Moped was a New Zealand band formed in Palmerston North by three brothers, Gareth (guitar & backing vocals), Hayden (bass and lead vocals) and Karl Shearman (drums). They played a brand of groove saturated reggae rock, with lyrics which speak of a clear Christian commitment.

Albums
Moped released two albums and one EP during their career. Their first album, Noise From the Knee Drill, was released in 2002 and their second album, Welcome to the Exodus, was released in 2005. In 2006, the band saw the release of their farewell EP and DVD titled One More March.
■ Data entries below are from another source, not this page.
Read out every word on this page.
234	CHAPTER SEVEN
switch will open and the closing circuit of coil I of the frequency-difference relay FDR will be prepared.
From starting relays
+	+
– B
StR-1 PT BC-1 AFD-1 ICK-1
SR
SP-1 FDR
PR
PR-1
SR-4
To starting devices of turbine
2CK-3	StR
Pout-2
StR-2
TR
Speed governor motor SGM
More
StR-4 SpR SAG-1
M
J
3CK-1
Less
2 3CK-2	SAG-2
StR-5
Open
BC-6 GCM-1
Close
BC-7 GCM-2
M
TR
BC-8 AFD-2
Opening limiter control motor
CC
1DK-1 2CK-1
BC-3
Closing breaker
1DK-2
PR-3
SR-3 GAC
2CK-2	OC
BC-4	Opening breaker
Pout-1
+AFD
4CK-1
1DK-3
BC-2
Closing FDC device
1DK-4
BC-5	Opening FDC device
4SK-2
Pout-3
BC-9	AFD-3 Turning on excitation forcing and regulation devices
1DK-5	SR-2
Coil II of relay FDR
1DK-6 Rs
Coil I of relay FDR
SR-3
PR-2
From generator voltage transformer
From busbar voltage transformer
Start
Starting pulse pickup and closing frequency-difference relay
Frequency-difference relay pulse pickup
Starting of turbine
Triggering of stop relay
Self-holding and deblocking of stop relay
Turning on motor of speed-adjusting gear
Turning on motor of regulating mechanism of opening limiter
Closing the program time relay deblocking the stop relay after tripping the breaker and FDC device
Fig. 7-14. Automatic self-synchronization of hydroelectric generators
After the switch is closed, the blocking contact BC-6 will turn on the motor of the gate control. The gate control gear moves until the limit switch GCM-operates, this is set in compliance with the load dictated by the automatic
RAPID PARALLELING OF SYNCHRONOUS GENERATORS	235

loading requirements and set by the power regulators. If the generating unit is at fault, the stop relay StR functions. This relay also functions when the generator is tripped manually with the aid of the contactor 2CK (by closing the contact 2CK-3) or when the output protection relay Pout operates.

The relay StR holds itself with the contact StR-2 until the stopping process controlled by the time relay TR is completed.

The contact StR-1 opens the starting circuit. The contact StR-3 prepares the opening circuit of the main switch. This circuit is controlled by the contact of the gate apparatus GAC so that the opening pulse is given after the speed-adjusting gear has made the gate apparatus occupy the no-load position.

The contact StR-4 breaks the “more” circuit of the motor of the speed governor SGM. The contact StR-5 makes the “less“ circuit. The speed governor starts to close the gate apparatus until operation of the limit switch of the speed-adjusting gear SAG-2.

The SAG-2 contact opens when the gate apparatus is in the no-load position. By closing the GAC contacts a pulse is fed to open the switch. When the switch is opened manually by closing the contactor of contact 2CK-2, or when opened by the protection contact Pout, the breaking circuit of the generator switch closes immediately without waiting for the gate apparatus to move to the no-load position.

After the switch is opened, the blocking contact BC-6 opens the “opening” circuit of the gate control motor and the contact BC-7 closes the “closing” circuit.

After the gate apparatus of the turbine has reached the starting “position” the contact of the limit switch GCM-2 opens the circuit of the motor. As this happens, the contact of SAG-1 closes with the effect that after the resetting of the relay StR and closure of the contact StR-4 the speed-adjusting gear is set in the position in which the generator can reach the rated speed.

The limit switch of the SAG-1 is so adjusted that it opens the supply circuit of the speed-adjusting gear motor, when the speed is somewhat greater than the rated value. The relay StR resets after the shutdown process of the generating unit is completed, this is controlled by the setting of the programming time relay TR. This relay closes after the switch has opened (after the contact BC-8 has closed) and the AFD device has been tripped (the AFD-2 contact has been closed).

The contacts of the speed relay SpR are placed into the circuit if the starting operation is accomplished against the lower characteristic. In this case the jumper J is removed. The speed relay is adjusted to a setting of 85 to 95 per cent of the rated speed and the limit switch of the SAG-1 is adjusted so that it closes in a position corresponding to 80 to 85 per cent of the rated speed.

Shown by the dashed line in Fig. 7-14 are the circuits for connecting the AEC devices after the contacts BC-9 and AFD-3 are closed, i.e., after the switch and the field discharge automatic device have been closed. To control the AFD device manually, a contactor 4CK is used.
Noise From the Knee Drill was a more rock based album, and though it was a far less polished album (than later albums) it contained songs such as "Guilt Trip" and "This Means War". Welcome to the Exodus featured more reggae based songs (but not without the rock influence) such as "Roots Down", "Will You Come" and "Sunset, Sunrise." It concludes with an acoustic song, "Stick to your Guns."

Major concerts
They were regular performers at the Parachute Music Festival, as well as performing at Capital Teen Convention (CTC), Youth Of The Nation Conference and SamStock.

Breakup and final tour
In early 2006, Moped announced that they would be breaking up at the end of the year. The major reason for this was that they wanted to move on to do other things. In September, they embarked on a two-month tour of New Zealand to say goodbye to fans up and down the country and released the One more march EP/DVD. The tour concluded on 1 December in Wellington.